Christophe de Beauvais

Chroniques Source gallica.bnf.fr / BnF
Rêve d’enfant

Elle s’en fichait un peu de l’eau qui débordait, l’important était ailleurs.

Dans la douceur de l’été finissant, Marie s’était prise au jeu de ses futurs. Et comme n’importe quelle enfant, elle se laissait porter par les évocations. Légèrement somnolente, bercée par le petit filet de la fontaine d’arrondissement, elle disparaissait peu à peu de l’image.

Elle était là sans y être tout à fait, comme on peut regarder une croix et croire à une présence. Sauf que pour elle, l’ordre était inversé : on croyait à sa présence mais elle n’était plus là. Si on avait pu, on aurait discerné un cirque, des fleurs, des danseuses et des jeux. On aurait discerné des avenirs en rose ou en bleu, on aurait vu les rêves. On aurait eu cinq ans.

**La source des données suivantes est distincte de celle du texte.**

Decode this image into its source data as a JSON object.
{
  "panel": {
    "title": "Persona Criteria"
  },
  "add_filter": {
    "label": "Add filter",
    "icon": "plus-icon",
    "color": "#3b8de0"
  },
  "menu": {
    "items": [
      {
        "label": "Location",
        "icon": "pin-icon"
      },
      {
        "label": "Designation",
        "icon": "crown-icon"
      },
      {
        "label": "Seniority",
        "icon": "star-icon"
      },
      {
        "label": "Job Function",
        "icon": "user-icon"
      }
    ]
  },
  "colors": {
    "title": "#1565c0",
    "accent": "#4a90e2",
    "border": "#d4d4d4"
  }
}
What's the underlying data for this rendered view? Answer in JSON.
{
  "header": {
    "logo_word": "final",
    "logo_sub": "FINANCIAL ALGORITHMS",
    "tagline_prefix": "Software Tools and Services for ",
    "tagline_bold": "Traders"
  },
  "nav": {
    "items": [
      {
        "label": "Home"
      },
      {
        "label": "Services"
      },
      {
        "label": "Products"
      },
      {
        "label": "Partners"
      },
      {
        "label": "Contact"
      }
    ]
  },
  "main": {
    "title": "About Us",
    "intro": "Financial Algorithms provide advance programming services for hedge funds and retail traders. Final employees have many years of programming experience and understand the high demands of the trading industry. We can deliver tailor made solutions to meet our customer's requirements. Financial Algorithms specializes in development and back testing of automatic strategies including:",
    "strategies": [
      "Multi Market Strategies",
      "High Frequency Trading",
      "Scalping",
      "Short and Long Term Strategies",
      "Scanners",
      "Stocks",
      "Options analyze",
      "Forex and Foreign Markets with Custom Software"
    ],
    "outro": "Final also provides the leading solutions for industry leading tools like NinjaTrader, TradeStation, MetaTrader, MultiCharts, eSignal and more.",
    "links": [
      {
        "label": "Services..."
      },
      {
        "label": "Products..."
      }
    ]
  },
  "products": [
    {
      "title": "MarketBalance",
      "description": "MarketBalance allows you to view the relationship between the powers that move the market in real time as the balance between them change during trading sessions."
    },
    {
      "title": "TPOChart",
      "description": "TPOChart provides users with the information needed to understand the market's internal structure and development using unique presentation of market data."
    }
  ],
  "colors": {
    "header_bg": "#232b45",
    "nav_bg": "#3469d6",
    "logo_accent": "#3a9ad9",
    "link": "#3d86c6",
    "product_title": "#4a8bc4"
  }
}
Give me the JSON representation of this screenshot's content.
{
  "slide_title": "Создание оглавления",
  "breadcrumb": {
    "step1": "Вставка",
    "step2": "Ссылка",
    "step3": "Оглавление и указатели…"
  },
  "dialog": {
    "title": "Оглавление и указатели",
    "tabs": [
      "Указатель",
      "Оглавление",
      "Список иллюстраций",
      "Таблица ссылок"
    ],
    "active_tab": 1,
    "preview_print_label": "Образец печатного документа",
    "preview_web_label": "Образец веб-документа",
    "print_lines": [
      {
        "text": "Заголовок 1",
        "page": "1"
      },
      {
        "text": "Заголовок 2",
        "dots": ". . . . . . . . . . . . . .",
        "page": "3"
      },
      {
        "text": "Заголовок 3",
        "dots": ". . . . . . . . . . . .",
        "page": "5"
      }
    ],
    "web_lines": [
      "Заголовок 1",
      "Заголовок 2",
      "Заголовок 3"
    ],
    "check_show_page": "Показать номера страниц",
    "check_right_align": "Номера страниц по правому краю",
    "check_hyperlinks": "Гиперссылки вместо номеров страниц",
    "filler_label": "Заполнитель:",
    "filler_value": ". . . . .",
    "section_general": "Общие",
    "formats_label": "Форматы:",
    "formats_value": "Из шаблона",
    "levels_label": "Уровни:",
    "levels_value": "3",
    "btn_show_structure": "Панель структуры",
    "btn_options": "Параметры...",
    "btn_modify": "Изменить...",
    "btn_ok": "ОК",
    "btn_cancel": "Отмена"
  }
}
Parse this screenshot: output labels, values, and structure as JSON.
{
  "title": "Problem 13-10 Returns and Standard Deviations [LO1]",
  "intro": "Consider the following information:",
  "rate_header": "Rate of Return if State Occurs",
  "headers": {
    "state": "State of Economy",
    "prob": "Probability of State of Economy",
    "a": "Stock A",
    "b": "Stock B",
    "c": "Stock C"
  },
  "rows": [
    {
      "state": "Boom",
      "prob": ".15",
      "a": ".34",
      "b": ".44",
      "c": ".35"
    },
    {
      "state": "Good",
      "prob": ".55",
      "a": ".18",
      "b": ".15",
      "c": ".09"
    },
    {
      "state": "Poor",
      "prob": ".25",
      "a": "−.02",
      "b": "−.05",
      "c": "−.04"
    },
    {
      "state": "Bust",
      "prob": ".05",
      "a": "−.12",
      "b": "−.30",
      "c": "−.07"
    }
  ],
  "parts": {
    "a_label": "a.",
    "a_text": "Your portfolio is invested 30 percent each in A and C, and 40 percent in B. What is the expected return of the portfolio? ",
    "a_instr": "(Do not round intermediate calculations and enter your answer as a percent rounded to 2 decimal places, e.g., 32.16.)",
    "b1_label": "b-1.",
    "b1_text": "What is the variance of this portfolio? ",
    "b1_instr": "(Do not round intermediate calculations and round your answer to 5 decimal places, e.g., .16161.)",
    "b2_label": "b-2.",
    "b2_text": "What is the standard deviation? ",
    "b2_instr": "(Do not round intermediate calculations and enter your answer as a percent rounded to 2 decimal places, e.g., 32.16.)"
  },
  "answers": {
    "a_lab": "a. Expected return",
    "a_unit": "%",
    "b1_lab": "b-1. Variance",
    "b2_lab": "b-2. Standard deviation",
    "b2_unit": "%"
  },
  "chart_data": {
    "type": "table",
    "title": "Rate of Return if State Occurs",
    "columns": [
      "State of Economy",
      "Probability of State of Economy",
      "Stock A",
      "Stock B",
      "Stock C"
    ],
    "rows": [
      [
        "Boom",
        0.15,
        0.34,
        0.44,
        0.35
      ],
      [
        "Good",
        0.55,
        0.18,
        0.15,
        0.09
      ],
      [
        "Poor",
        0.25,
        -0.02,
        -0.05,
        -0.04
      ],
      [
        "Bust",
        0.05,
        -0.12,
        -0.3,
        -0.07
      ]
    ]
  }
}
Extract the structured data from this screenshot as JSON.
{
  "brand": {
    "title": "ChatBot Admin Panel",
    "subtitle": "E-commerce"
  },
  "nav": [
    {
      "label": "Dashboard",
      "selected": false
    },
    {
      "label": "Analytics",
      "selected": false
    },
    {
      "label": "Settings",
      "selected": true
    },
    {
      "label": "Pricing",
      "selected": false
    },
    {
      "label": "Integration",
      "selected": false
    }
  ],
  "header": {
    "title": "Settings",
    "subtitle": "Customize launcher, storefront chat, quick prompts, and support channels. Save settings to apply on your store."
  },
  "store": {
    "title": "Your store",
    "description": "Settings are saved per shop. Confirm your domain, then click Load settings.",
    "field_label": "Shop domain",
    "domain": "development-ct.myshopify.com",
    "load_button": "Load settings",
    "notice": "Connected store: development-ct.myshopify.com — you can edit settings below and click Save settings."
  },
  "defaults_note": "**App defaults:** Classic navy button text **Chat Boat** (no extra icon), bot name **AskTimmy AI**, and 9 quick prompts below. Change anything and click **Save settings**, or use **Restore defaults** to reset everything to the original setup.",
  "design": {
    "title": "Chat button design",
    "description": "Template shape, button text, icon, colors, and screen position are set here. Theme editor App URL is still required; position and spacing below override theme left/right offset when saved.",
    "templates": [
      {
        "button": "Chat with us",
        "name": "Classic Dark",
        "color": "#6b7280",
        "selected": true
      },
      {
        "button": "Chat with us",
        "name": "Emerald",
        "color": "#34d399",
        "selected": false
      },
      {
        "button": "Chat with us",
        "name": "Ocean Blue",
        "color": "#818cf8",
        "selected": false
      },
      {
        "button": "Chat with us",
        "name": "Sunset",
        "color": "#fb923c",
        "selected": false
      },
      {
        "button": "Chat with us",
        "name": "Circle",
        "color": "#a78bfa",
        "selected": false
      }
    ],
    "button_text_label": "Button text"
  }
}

Marie n’était plus là, elle voguait sur ses songes, bien décidée à ne pas revenir dans son triste quartier. La fontaine était son passage, sa porte d’entrée vers d’autres paysages, une petite faille dans sa vie où elle s’engouffrait vaillante, sûre de n’être jamais rattrapée.

Et puisque l’eau coulait, elle pouvait bien voler.

Elle se fit grande, une guirlande en parade et tout en défilé. Elle se fit belle, et inventa des regards comme des baisers volés. Elle se fit vieille, attentive aux jeux de ses petits-enfants. Elle eut mille vies et presque autant d’éclats, des reflets en pagaille où elle se regardait.

Et comment ne pas croire qu’elle connaissait le chemin ? Qu’elle savait les directions et qu’empruntant ses voies, elle construisait le seul monde qui soit vraiment en partage ?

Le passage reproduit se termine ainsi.